Quebec reported 1,294 hospitalizations on Monday, including 188 patients in intensive care, while Ontario said 1,190 people were currently hospitalized, including 333 in intensive care.

Dr. Nadia Alam, a family doctor in Georgetown, Ont., northwest of Toronto, and past president of the Ontario Medical Association, said many people are feeling “pandemic fatigue.”

Alam said many Ontarians are following public health directives, but some, she said, do not have the social support they need to adhere to the regulations. Others, she said, are bucking the rules because they do not take the pandemic seriously.

The result is “a crisis in health care” and the exhaustion of health-care workers, particularly in long-term care homes and hospitals in Ontario, Alam said in an interview. “We’re stretched so thin. It’s a bit of a nightmare. The vaccine gave us all hope — and it is giving us hope — but right now are very difficult times.”

In Atlantic Canada, New Brunswick reported 17 new COVID-19 cases Monday, the highest number of single-day infections in the province since Nov. 21.

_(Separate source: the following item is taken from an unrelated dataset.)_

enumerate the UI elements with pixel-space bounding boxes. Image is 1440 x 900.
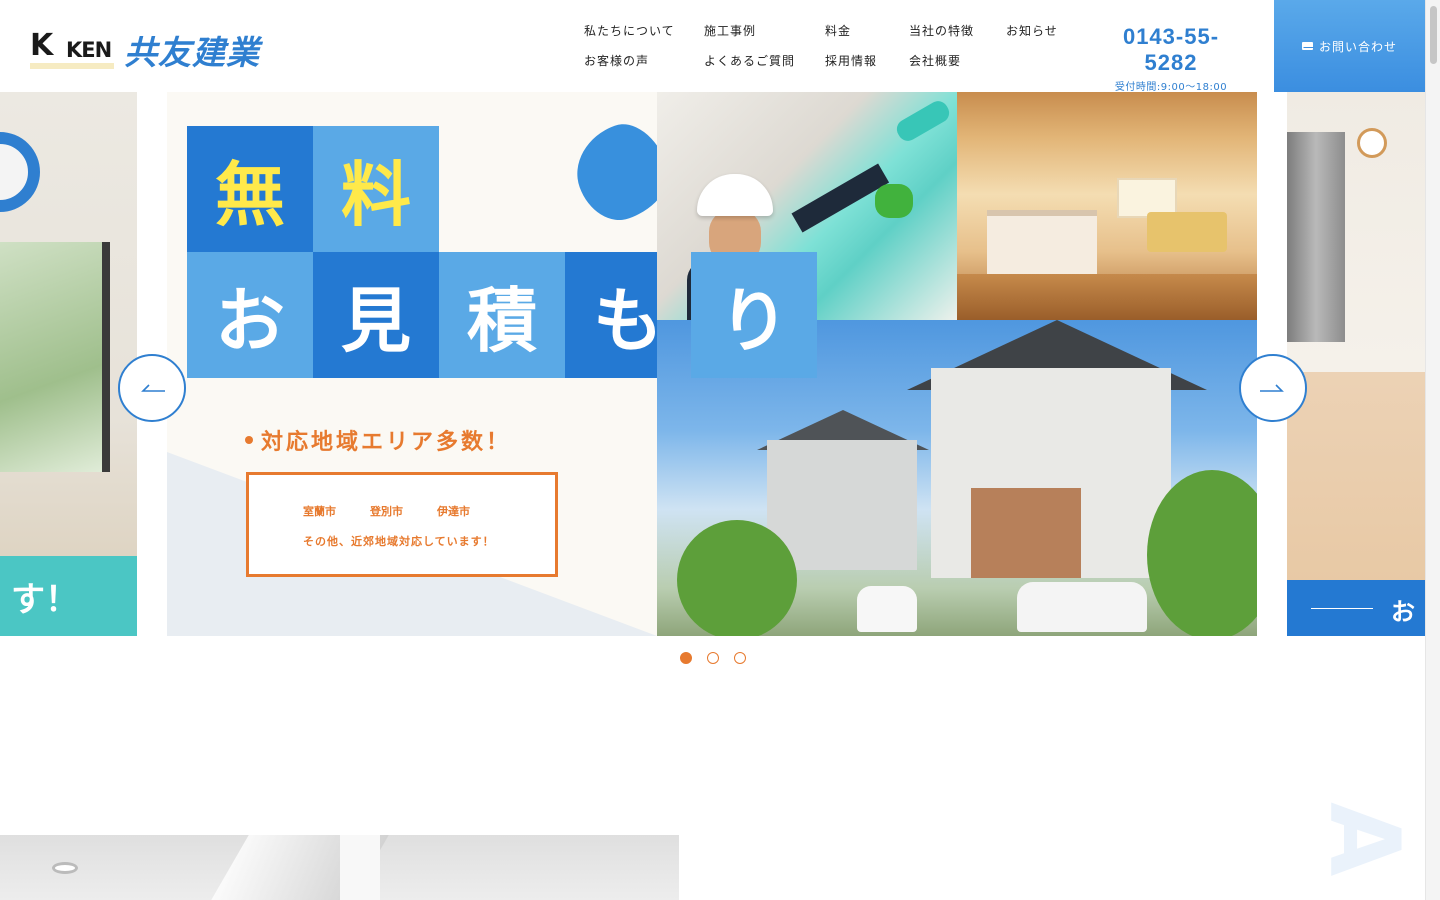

Nova Scotia reported six new cases — two from Sunday and four on Monday — while Newfoundland and Labrador reported its first new COVID-19 infection of 2021.

Health authorities in Saskatchewan reported 286 new cases of COVID-19 on Monday and two more deaths attributed to the novel coronavirus. The province said 180 people were in hospital, including 35 receiving intensive care.

Meanwhile, Canadian politicians at the federal and provincial levels are facing criticism for taking trips abroad despite advice to avoid non-essential travel. Frustrations have been especially high in Alberta, where at least six members of the province’s United Conservative government travelled outside the country during the holiday period.

On Monday afternoon, Premier Jason Kenney said he had accepted the resignation of the province’s municipal affairs minister and asked his chief of staff to step down. Four other party members also lost their committee and other parliamentary responsibilities.

“By travelling abroad over the holidays, these individuals demonstrated extremely poor judgment,” Kenney said in a Facebook post.

Dr. Alika Lafontaine, an anesthesiologist in Grande Prairie, Alta., and past president of the Indigenous Physicians Association of Canada, said it was “disheartening” to see politicians ignore travel advice. “I’m actually quite concerned that Albertans will take that as a signal that maybe the pandemic isn’t … as bad as it really is,” Lafontaine said in an interview Monday.

READ MORE: 7 Alberta cabinet ministers, MLAs, staff resign after holiday travels: Kenney

Alberta’s chief medical officer of health, Dr. Deena Hinshaw, said Sunday an estimated 400 new COVID-19 cases had been identified in the province on Jan. 2. Hospitalizations and intensive care admissions were stable, she said in a tweet.

Lafontaine said, however, that ICU admissions are not decreasing fast enough, adding that he feared the health-care system as a whole — and regional hospitals like where he works, in particular — could be overwhelmed. “At the stage that we’re at right now with hospitalizations, I think our system is on the verge of being overwhelmed if it does get worse,” he said.

That’s why public health guidelines need to be followed closely, Lafontaine said, adding that politicians should be setting an example. “We all have to treat this pandemic as the health crisis that it actually is, and that starts at the top.”

That was echoed by Dr. Donald Vinh, an infectious disease specialist and medical microbiologist at the McGill University Health Centre in Montreal, who said COVID-19 infections will only decrease if everyone follows public health measures.

“Collectively, we need to bend this curve down and we need to do it through intense adherence to public health measures, consistently, everywhere, by everyone,” Vinh said.

— With files from Sarah Smellie in St. John’s and Stephanie Taylor in Regina.